Supporting the partner ecosystem in 2026
As the partner ecosystem becomes more complex and the pressure on partner business models intensifies, how can vendors best support their partners in 2026?
1. Program structure to reflect partner value
Programs need to support an expanded partner base comprising many different partner types and sales motions.
Omdia data shows that customers are working on average with 6.3 partners, reflecting the increasingly complex partner ecosystem that both vendors and partners are facing. This brings further complexity to vendor partner organizations and how vendor partner leaders need to anchor modern partner programs around engagement models.

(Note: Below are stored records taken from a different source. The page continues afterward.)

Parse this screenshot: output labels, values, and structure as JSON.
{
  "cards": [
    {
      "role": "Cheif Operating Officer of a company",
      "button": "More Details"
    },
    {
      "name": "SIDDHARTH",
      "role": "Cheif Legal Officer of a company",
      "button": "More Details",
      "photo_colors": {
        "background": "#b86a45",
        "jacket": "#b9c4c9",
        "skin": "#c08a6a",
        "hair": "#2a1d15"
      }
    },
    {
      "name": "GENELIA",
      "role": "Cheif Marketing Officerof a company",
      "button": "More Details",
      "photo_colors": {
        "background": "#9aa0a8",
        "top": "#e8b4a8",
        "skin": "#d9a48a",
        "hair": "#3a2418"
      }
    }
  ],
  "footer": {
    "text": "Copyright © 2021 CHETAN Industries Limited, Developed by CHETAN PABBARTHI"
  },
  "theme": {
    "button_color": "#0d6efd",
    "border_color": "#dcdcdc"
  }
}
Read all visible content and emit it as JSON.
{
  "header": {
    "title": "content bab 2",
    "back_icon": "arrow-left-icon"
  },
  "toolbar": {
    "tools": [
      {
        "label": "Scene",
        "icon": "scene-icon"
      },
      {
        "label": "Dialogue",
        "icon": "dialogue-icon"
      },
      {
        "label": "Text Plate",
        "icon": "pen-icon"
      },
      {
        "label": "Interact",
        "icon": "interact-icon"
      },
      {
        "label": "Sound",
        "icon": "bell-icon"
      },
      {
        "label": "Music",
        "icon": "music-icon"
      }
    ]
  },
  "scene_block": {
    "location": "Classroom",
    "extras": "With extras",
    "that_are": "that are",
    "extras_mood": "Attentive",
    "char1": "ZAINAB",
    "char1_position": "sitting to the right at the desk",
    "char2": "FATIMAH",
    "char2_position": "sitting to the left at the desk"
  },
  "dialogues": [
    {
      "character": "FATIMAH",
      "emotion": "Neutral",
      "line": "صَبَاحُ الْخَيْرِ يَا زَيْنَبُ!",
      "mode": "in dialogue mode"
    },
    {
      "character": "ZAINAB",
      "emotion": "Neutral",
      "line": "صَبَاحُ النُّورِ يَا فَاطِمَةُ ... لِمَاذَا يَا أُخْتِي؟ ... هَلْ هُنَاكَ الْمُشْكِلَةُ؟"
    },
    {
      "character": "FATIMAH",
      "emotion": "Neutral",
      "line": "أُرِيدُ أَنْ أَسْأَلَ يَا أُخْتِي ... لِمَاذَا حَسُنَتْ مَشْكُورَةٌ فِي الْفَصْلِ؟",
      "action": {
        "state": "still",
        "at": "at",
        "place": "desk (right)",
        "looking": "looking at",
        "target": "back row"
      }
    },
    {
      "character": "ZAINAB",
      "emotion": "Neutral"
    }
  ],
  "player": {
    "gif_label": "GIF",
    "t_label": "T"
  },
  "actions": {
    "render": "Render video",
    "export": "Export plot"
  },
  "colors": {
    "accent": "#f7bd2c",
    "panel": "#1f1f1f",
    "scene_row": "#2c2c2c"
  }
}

Partner definitions are blurring. Omdia data shows that partners are operating have at least three business models, for example, resell, managed services, and professional services practices.
2. Path to profitability built around services opportunities
Partner programs, therefore, need to evolve from the tier-based, one-size-fits-all approach to one that supports diverse partner types, partner business models and value-based programs across the customer lifecycle.
Incentives should be balanced to reflect these motions and move beyond the point of transaction and reward partners for specific outcomes such as up and cross-selling, pre-sales engagements, retention and renewals, training and certification.
3. Simplification and automation
Partners are also seeking improved user experience. Vendors need to move from basic PRM portals and enablement platforms to provide ecosystem management platforms, with integrated tooling across internal and external platforms.
In order to support these rapid shifts, vendors need to move from siloed data and disconnected tools to provide a unified data layer, capitalizing on AI for automation and personalization.
4. Co-models become the norm
To support the fact that their partners are often working as part of a wider ecosystem supporting customers across complex lifecycles, vendors need to support co-creation, co-selling, co-marketing, co-innovation co-development and help facilitate engagements between partners, ISVs, distributors, resellers and GSIs. Programs will need to adapt to recognize the value that the influence each partner providesplays at the different stages across the customer journey. Increasingly, vendors will need to track all of the different touchpoints in a deal to truly understand the value that partners bring.
5. Wider partner ecosystem
Driving engagement across the expansive partner ecosystem will be key to vendor success. Those who thrive in 2026 will continue to drive investments in GSIs, services partners, ISV and alliance partners as well as placing focus on newer routes-to-market, including hyperscaler marketplaces.